DIE FURCHE: Sie schreiben über die Möglichkeiten eines gelungenen Älterwerdens. Gibt es dafür einfache Ratschläge?

Arnold Mettnitzer: Alles hängt im Grunde davon ab, wie wir auf das Alter schauen: Entweder wir sind der Überzeugung Knut Hamsuns und meinen: „Das Alter macht alt, sonst gar nichts.“ Oder aber wir sehen mit den Augen mediterraner Menschen im Alter die „Transparenz des Lichts“, wie ich das neun Jahre während meiner römischen Studientage erleben durfte. Nie sind Menschen so durchsichtig und klar wie im Herbst ihres Lebens, geläutert durch ihre Erlebnisse und Erfahrungen. Darum genießt der alte Mensch – und sei er noch so sehr von der Last seines Lebens und von Krankheit gezeichnet – in mediterranen Gesellschaften einen viel höheren Stellenwert als bei uns.

DIE FURCHE: Älterwerden bedeutet auch, sich die essenzielle Abhängigkeit von anderen Menschen teils schmerzhaft bewusst zu machen …

Mettnitzer: Vom ersten Augenblick unseres Lebens bis zum letzten Atemzug lenken uns zwei fundamentale Erfahrungen, die wir bereits aus unserer Zeit als Embryo im Mutterleib kennen: Dass wir im Uterus mit unserer Mutter aufs Engste verbunden waren und daraus nach der Geburt die Erwartung wachsen konnte, es möge da draußen in der Welt so weitergehen.
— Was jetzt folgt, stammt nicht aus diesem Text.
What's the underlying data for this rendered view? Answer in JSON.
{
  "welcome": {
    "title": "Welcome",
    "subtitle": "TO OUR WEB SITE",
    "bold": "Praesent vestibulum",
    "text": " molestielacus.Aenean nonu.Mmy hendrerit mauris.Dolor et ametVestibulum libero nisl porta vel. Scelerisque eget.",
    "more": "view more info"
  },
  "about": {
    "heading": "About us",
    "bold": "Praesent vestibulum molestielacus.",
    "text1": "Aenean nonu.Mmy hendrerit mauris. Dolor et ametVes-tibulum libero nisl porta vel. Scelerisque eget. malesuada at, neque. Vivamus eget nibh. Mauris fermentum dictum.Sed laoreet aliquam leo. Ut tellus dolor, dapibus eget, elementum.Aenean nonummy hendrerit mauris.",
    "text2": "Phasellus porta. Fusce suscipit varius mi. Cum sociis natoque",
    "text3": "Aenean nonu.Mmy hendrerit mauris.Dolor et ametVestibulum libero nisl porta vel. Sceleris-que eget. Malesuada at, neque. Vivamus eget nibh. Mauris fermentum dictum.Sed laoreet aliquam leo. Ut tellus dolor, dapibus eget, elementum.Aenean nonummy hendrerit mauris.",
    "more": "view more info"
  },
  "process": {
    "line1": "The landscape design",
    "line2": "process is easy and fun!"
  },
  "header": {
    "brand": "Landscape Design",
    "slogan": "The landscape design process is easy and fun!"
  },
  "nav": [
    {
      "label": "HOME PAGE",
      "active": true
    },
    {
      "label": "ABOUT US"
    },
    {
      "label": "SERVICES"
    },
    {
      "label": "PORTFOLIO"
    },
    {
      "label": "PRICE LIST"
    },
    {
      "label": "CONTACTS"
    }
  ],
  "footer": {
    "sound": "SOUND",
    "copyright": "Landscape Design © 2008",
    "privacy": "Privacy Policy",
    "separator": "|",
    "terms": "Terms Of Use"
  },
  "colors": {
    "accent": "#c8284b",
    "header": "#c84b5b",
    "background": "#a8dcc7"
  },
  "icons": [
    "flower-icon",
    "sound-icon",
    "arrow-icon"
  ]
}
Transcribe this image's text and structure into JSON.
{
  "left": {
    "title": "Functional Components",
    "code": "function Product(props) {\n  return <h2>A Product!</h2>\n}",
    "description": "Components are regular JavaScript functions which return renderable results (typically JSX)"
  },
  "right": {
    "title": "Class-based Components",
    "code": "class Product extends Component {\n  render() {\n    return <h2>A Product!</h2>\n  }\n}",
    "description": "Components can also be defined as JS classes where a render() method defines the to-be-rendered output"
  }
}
Es könnte ja auch dort jemanden geben, der uns Geborgenheit und Schutz gibt – und das Gefühl, dazuzugehören und nicht alleingelassen zu werden. Dazu gesellt sich die zweite bereits im Mutterleib gemachte Erfahrung, dass wir dort nicht nur geschützt und verbunden waren, sondern auch wachsen und uns entfalten konnten. Und auch das haben wir ins Leben mitgebracht als unauslöschliche Hoffnung, wir könnten auch nach der Geburt Gelegenheiten finden, unsere Potenziale zu entfalten. Damit ist das Spannungsfeld beschrieben, in dem ein Mensch sein Leben schon „vor der Wiege“ – und nicht erst „von der Wiege“ – bis zur Bahre verbringt: in der Sehnsucht, wachsen zu dürfen und gleichzeitig verbunden zu sein. Diese beiden Grundbedürfnisse bleiben bis zum letzten Atemzug der innere Motor und die Triebfeder all unserer Tage.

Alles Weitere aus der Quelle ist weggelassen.